8. Why are Father God and Mother Nature always confusing us?
Although we don’t live in the Garden of Eden, and life isn’t nestled in a perfect setting, why would natural things on Earth–made from God, most would think–be unhealthy or even deadly for us?
Like, there you are, frolicking on a hike during a vacation in Brazil, and you see this cute little golden or iridescent blue frog. You pick up the sweet frog for a selfie, and within a day, you’re dead. That was a poison dart frog whose skin is smothered in a “batrachotoxin,” which leads to quick heart failure. One of them can kill 10 to 20 humans. Sweet.
Maybe you live in the British Isles or along the Northwest Coast and are craving an organic meal. You walk to a park and see a squirrel or a rabbit nibbling on some large mushrooms. Cool. You take them home to make a wholesome mushroom risotto, and within minutes, you start convulsing and die. You picked up the “death cap mushroom” and those cute critters are immune to its deadly fungus that comes from tree roots. You were fooled and now, you’re in the ER because you were hungry.
And, on behalf of all treehuggers, when was the last time you hugged a cactus without excruciating pain? Even worse, hug the Peyote, Fishook Barrel, San Pedro, Barrel, or Cholla cacti, and their poisonous pricklers will have you dead in about a week. So confusing.
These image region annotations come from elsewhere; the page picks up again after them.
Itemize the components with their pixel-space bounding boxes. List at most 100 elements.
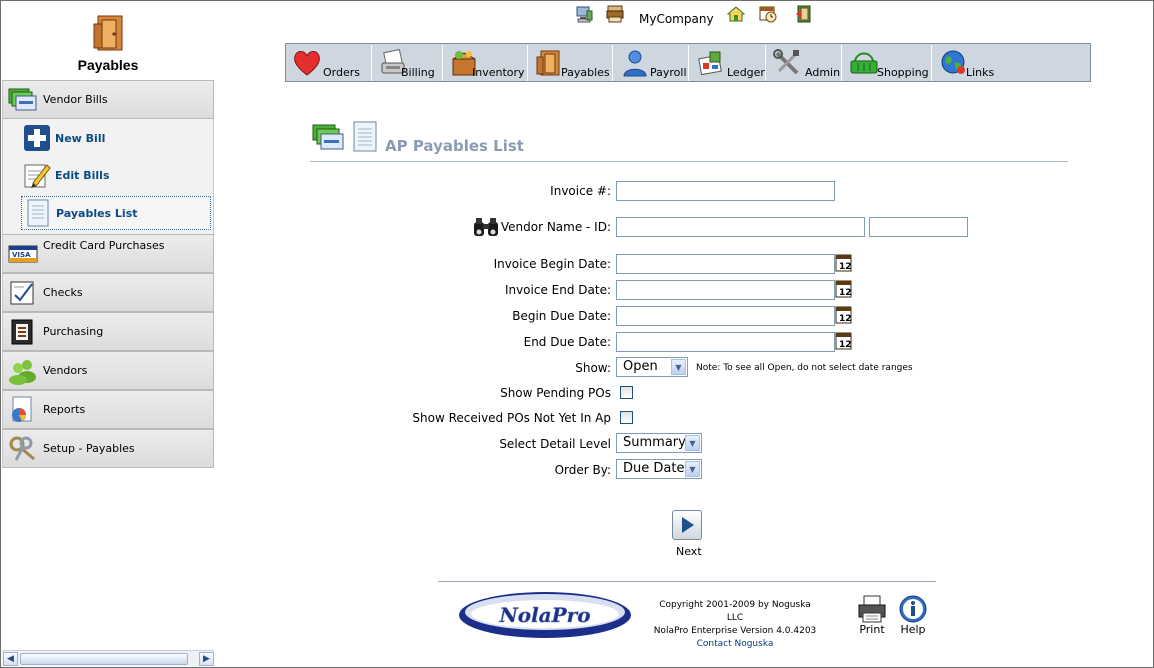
person-icon bbox=[623, 50, 647, 77]
tab-links[interactable]: Links bbox=[933, 45, 999, 81]
help-button[interactable]: Help bbox=[897, 595, 929, 636]
sidebar-section-vendor-bills[interactable]: Vendor Bills bbox=[2, 80, 214, 119]
svg-text:12: 12 bbox=[839, 340, 852, 350]
tab-payables[interactable]: Payables bbox=[529, 45, 613, 81]
sidebar-item-edit-bills[interactable]: Edit Bills bbox=[21, 159, 211, 193]
detail-level-selected-value: Summary bbox=[623, 435, 686, 450]
play-arrow-icon bbox=[682, 517, 694, 533]
sidebar-item-payables-list[interactable]: Payables List bbox=[21, 196, 211, 230]
sidebar-section-reports[interactable]: Reports bbox=[2, 390, 214, 429]
tab-label: Payroll bbox=[650, 66, 687, 79]
tab-ledger[interactable]: Ledger bbox=[690, 45, 766, 81]
sidebar-brand-title: Payables bbox=[77, 57, 139, 73]
purchasing-icon bbox=[11, 319, 33, 345]
vendor-id-input[interactable] bbox=[869, 217, 968, 237]
tab-label: Shopping bbox=[877, 66, 929, 79]
list-page-icon bbox=[353, 121, 377, 152]
tab-label: Inventory bbox=[472, 66, 525, 79]
begin-due-date-input[interactable] bbox=[616, 306, 835, 326]
begin-due-date-label: Begin Due Date: bbox=[512, 309, 611, 323]
svg-text:12: 12 bbox=[839, 314, 852, 324]
tab-label: Orders bbox=[323, 66, 360, 79]
tab-inventory[interactable]: Inventory bbox=[444, 45, 528, 81]
page-title: AP Payables List bbox=[385, 137, 524, 155]
tab-shopping[interactable]: Shopping bbox=[843, 45, 932, 81]
next-button[interactable] bbox=[672, 510, 702, 540]
show-label: Show: bbox=[575, 361, 611, 375]
print-icon bbox=[858, 595, 886, 623]
print-button[interactable]: Print bbox=[856, 595, 888, 636]
vendor-label: Vendor Name - ID: bbox=[500, 220, 611, 234]
tab-label: Billing bbox=[401, 66, 435, 79]
logout-door-icon[interactable] bbox=[795, 5, 813, 23]
sidebar-section-setup-payables[interactable]: Setup - Payables bbox=[2, 429, 214, 468]
sidebar-section-credit-card-purchases[interactable]: VISA Credit Card Purchases bbox=[2, 234, 214, 273]
tab-billing[interactable]: Billing bbox=[373, 45, 443, 81]
next-label[interactable]: Next bbox=[676, 545, 702, 558]
calendar-clock-icon[interactable] bbox=[759, 5, 777, 23]
bills-icon bbox=[8, 88, 37, 111]
tab-payroll[interactable]: Payroll bbox=[614, 45, 689, 81]
detail-level-label: Select Detail Level bbox=[499, 437, 611, 451]
company-name[interactable]: MyCompany bbox=[639, 12, 714, 26]
footer-divider bbox=[438, 581, 936, 582]
show-received-pos-checkbox[interactable] bbox=[620, 411, 633, 424]
vendors-icon bbox=[9, 360, 36, 385]
sidebar-menu: Vendor Bills New Bill Edit Bills Payable… bbox=[2, 80, 214, 468]
svg-text:VISA: VISA bbox=[12, 251, 31, 259]
payables-door-icon bbox=[93, 15, 123, 51]
calendar-icon[interactable]: 12 bbox=[835, 306, 852, 324]
show-selected-value: Open bbox=[623, 359, 658, 374]
tab-orders[interactable]: Orders bbox=[286, 45, 372, 81]
invoice-label: Invoice #: bbox=[550, 184, 611, 198]
sidebar-section-label: Reports bbox=[43, 403, 86, 416]
sidebar-brand: Payables bbox=[2, 10, 214, 76]
vendor-name-input[interactable] bbox=[616, 217, 865, 237]
footer-contact-link[interactable]: Contact Noguska bbox=[650, 638, 820, 651]
plus-icon bbox=[24, 125, 50, 151]
sidebar-horizontal-scrollbar[interactable]: ◀ ▶ bbox=[2, 650, 214, 666]
print-label: Print bbox=[859, 623, 885, 636]
end-due-date-input[interactable] bbox=[616, 332, 835, 352]
shopping-basket-icon bbox=[850, 52, 878, 74]
calendar-icon[interactable]: 12 bbox=[835, 280, 852, 298]
end-due-date-label: End Due Date: bbox=[523, 335, 611, 349]
scroll-left-arrow-icon[interactable]: ◀ bbox=[3, 652, 18, 666]
calendar-icon[interactable]: 12 bbox=[835, 332, 852, 350]
nolapro-logo[interactable]: NolaPro bbox=[458, 590, 632, 640]
footer-version: NolaPro Enterprise Version 4.0.4203 bbox=[653, 626, 817, 636]
computer-icon[interactable] bbox=[575, 5, 593, 23]
globe-icon bbox=[941, 50, 965, 74]
home-icon[interactable] bbox=[727, 5, 745, 23]
sidebar-item-new-bill[interactable]: New Bill bbox=[21, 122, 211, 156]
scroll-right-arrow-icon[interactable]: ▶ bbox=[199, 652, 214, 666]
invoice-begin-date-input[interactable] bbox=[616, 254, 835, 274]
sidebar-section-checks[interactable]: Checks bbox=[2, 273, 214, 312]
scroll-thumb[interactable] bbox=[20, 653, 188, 665]
svg-text:12: 12 bbox=[839, 288, 852, 298]
sidebar: Payables Vendor Bills New Bill Edit Bill… bbox=[2, 2, 214, 648]
calendar-icon[interactable]: 12 bbox=[835, 254, 852, 272]
invoice-input[interactable] bbox=[616, 181, 835, 201]
tab-label: Payables bbox=[561, 66, 610, 79]
sidebar-item-label: Edit Bills bbox=[55, 169, 110, 182]
invoice-begin-date-label: Invoice Begin Date: bbox=[493, 257, 611, 271]
tab-admin[interactable]: Admin bbox=[767, 45, 842, 81]
sidebar-section-purchasing[interactable]: Purchasing bbox=[2, 312, 214, 351]
show-select[interactable]: Open ▼ bbox=[616, 357, 688, 377]
reports-icon bbox=[12, 396, 32, 422]
chevron-down-icon[interactable]: ▼ bbox=[685, 435, 700, 451]
ledger-icon bbox=[698, 51, 722, 76]
chevron-down-icon[interactable]: ▼ bbox=[671, 359, 686, 375]
tools-icon bbox=[773, 49, 799, 75]
sidebar-section-vendors[interactable]: Vendors bbox=[2, 351, 214, 390]
detail-level-select[interactable]: Summary ▼ bbox=[616, 433, 702, 453]
sidebar-section-label: Credit Card Purchases bbox=[43, 239, 165, 252]
chevron-down-icon[interactable]: ▼ bbox=[685, 461, 700, 477]
order-by-select[interactable]: Due Date ▼ bbox=[616, 459, 702, 479]
printer-icon[interactable] bbox=[606, 5, 624, 23]
edit-pencil-icon bbox=[24, 164, 51, 188]
show-pending-pos-checkbox[interactable] bbox=[620, 386, 633, 399]
sidebar-section-label: Checks bbox=[43, 286, 83, 299]
invoice-end-date-input[interactable] bbox=[616, 280, 835, 300]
9. Since God didn’t want Adam to be alone, why didn’t Jesus get married?
It makes sense. God wanted man to have fellowship and someone to help him meet his needs. Yet, despite what some sects and Gnostics believe, Jesus didn’t need or have a girlfriend or a wife. He was fully God and fully man, but if He took a wife, wouldn’t that show favoritism to someone over another? He only had 33 years on Earth, so that would cut a good marriage short anyway. Imagine Jesus making someone a widow. Awful. Jesus could not become “one flesh” (Genesis 2:24) with anyone because the flesh is enmity against God, and His Son knew no sin.
He also didn’t have children because then a single person would have been the heir to Jesus’ work on the Cross instead of all humanity. A wife or a child would not have benefitted Jesus, much like they do for most people today. Not to mention, Jesus’ wife might have gotten frustrated because He was always out late with His friends–only guys. Think about arguments with Jesus Christ. The conversation is escalating, tempers are flaring, and then she says, “Well, you just think you’re perfect, don’t you?”
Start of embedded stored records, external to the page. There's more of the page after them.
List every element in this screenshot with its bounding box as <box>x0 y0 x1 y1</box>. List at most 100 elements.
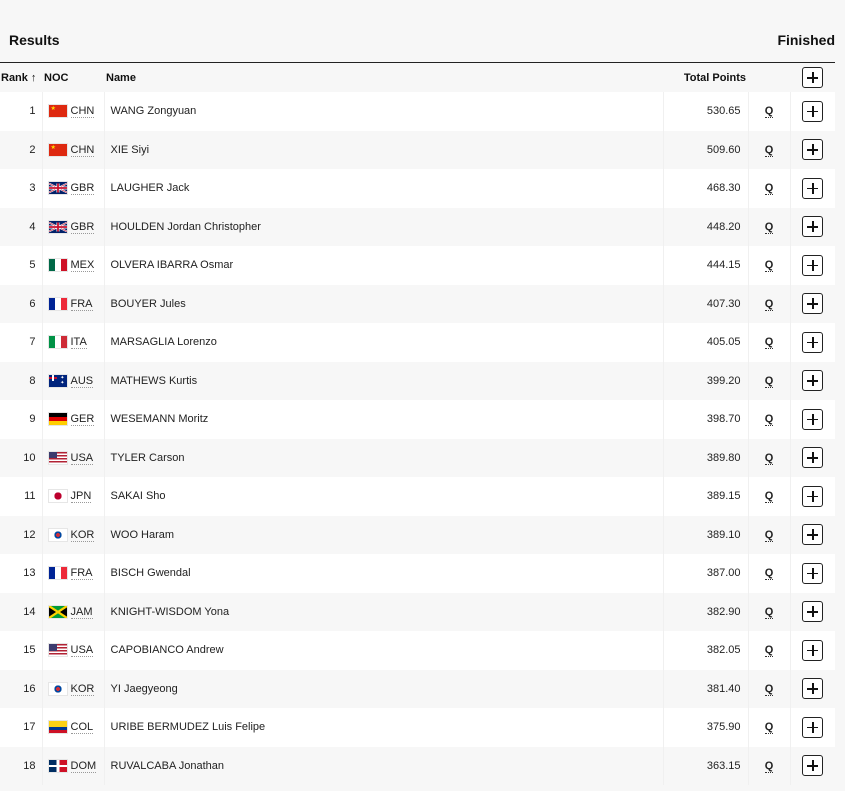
expand-row-button[interactable] <box>802 370 824 392</box>
noc-code[interactable]: USA <box>70 644 94 658</box>
noc-label: NOC <box>44 71 69 84</box>
qualified-badge[interactable]: Q <box>764 297 774 311</box>
qualified-badge[interactable]: Q <box>764 451 774 465</box>
expand-row-button[interactable] <box>802 100 824 122</box>
qualification-cell: Q <box>747 515 790 554</box>
qualified-badge[interactable]: Q <box>764 759 774 773</box>
noc-code[interactable]: FRA <box>70 297 93 311</box>
athlete-name[interactable]: URIBE BERMUDEZ Luis Felipe <box>103 708 663 747</box>
noc-code[interactable]: DOM <box>70 759 97 773</box>
table-row: 7 ITA MARSAGLIA Lorenzo 405.05 Q <box>0 323 835 362</box>
qualification-cell: Q <box>747 323 790 362</box>
athlete-name[interactable]: BOUYER Jules <box>103 284 663 323</box>
results-table: Rank ↑ NOC Name Total Points 1 ★ CHN WANG … <box>0 63 835 785</box>
expand-row-button[interactable] <box>802 562 824 584</box>
athlete-name[interactable]: YI Jaegyeong <box>103 669 663 708</box>
expand-row-button[interactable] <box>802 678 824 700</box>
rank-cell: 12 <box>0 515 42 554</box>
athlete-name[interactable]: XIE Siyi <box>103 130 663 169</box>
qualified-badge[interactable]: Q <box>764 182 774 196</box>
noc-code[interactable]: GER <box>70 413 95 427</box>
qualified-badge[interactable]: Q <box>764 490 774 504</box>
athlete-name[interactable]: KNIGHT-WISDOM Yona <box>103 592 663 631</box>
athlete-name[interactable]: BISCH Gwendal <box>103 554 663 593</box>
noc-code[interactable]: JPN <box>70 490 92 504</box>
expand-row-button[interactable] <box>802 524 824 546</box>
qualified-badge[interactable]: Q <box>764 259 774 273</box>
expand-row-button[interactable] <box>802 408 824 430</box>
australia-flag-icon: ✦ ✦ <box>48 374 67 387</box>
expand-all-button[interactable] <box>802 67 823 88</box>
qualified-badge[interactable]: Q <box>764 721 774 735</box>
qualified-badge[interactable]: Q <box>764 220 774 234</box>
noc-code[interactable]: FRA <box>70 567 93 581</box>
qualified-badge[interactable]: Q <box>764 605 774 619</box>
column-header-rank[interactable]: Rank ↑ <box>0 63 42 92</box>
qualification-cell: Q <box>747 438 790 477</box>
athlete-name[interactable]: RUVALCABA Jonathan <box>103 746 663 785</box>
qualified-badge[interactable]: Q <box>764 413 774 427</box>
table-header-row: Rank ↑ NOC Name Total Points <box>0 63 835 92</box>
athlete-name[interactable]: TYLER Carson <box>103 438 663 477</box>
expand-row-button[interactable] <box>802 716 824 738</box>
athlete-name[interactable]: WANG Zongyuan <box>103 92 663 131</box>
qualified-badge[interactable]: Q <box>764 374 774 388</box>
expand-row-button[interactable] <box>802 639 824 661</box>
athlete-name[interactable]: WESEMANN Moritz <box>103 400 663 439</box>
noc-cell: MEX <box>41 246 104 285</box>
total-points-cell: 363.15 <box>662 746 748 785</box>
qualification-cell: Q <box>747 631 790 670</box>
athlete-name[interactable]: SAKAI Sho <box>103 477 663 516</box>
qualified-badge[interactable]: Q <box>764 682 774 696</box>
expand-row-button[interactable] <box>802 254 824 276</box>
rank-cell: 15 <box>0 631 42 670</box>
athlete-name[interactable]: OLVERA IBARRA Osmar <box>103 246 663 285</box>
expand-row-button[interactable] <box>802 485 824 507</box>
expand-row-button[interactable] <box>802 601 824 623</box>
noc-code[interactable]: USA <box>70 451 94 465</box>
noc-code[interactable]: AUS <box>70 374 94 388</box>
qualified-badge[interactable]: Q <box>764 567 774 581</box>
expand-row-button[interactable] <box>802 331 824 353</box>
korea-flag-icon <box>48 682 67 695</box>
table-row: 6 FRA BOUYER Jules 407.30 Q <box>0 284 835 323</box>
athlete-name[interactable]: MATHEWS Kurtis <box>103 361 663 400</box>
noc-code[interactable]: KOR <box>70 528 95 542</box>
column-header-noc[interactable]: NOC <box>42 63 104 92</box>
noc-code[interactable]: ITA <box>70 336 87 350</box>
uk-flag-icon <box>48 220 67 233</box>
expand-row-button[interactable] <box>802 139 824 161</box>
qualification-cell: Q <box>747 746 790 785</box>
noc-code[interactable]: CHN <box>70 143 95 157</box>
expand-row-button[interactable] <box>802 755 824 777</box>
noc-code[interactable]: JAM <box>70 605 93 619</box>
qualified-badge[interactable]: Q <box>764 143 774 157</box>
noc-code[interactable]: KOR <box>70 682 95 696</box>
noc-code[interactable]: MEX <box>70 259 95 273</box>
qualified-badge[interactable]: Q <box>764 644 774 658</box>
column-header-name[interactable]: Name <box>104 63 663 92</box>
noc-code[interactable]: GBR <box>70 182 95 196</box>
rank-cell: 5 <box>0 246 42 285</box>
expand-row-button[interactable] <box>802 447 824 469</box>
athlete-name[interactable]: HOULDEN Jordan Christopher <box>103 207 663 246</box>
qualified-badge[interactable]: Q <box>764 528 774 542</box>
column-header-total-points[interactable]: Total Points <box>663 63 748 92</box>
noc-code[interactable]: COL <box>70 721 94 735</box>
athlete-name[interactable]: MARSAGLIA Lorenzo <box>103 323 663 362</box>
sort-ascending-icon: ↑ <box>30 71 37 84</box>
athlete-name[interactable]: LAUGHER Jack <box>103 169 663 208</box>
noc-code[interactable]: GBR <box>70 220 95 234</box>
expand-row-button[interactable] <box>802 293 824 315</box>
noc-code[interactable]: CHN <box>70 105 95 119</box>
qualified-badge[interactable]: Q <box>764 336 774 350</box>
qualified-badge[interactable]: Q <box>764 105 774 119</box>
table-row: 2 ★ CHN XIE Siyi 509.60 Q <box>0 130 835 169</box>
expand-row-button[interactable] <box>802 216 824 238</box>
athlete-name[interactable]: WOO Haram <box>103 515 663 554</box>
athlete-name[interactable]: CAPOBIANCO Andrew <box>103 631 663 670</box>
expand-cell <box>789 284 835 323</box>
total-points-cell: 398.70 <box>662 400 748 439</box>
expand-row-button[interactable] <box>802 177 824 199</box>
rank-cell: 1 <box>0 92 42 131</box>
“Well, honey, now that you mention it…”
10. If failure isn’t good, did God plan on doing it multiple times?
God, in all wisdom, power, and love, is perfect in action and thought. Yet, many people who aren’t Christian or just making it to the starting line of their journey with Jesus see things differently in the Bible.
- Adam & Eve failed, although the perfect Garden of Eden was their home sweet home
- Noah had to build a big boat for the Great Flood that sort of “etch-a-sketched” humanity
- Everyone wanted to speak the same, so they built the Tower of Babel, but that had to come down
- Sodom and Gomorrah fell because not one person could be won by the Spirit of the Lord, and no one had the chance to repent
This is difficult because empathy should take over for someone who doesn’t know the difference. The argument makes sense, even though God can’t fail. It’s sovereignty over choice, people losing over grace and mercy winning, or even God appoints a leader, like King David, who falls flat on his face. People have choices, and God has plans. His perfect love knows when we fail like David, break down in panic like Elijah, hate Christians and have to recoup their trust like Paul, or have a best friend and lie about him behind his back, like Peter.
God doesn’t plan on failing–He allows us to do so. We learn from mistakes and for our benefit. Life can happen, and it hurts. But God doesn’t fail. That’s why we have faith.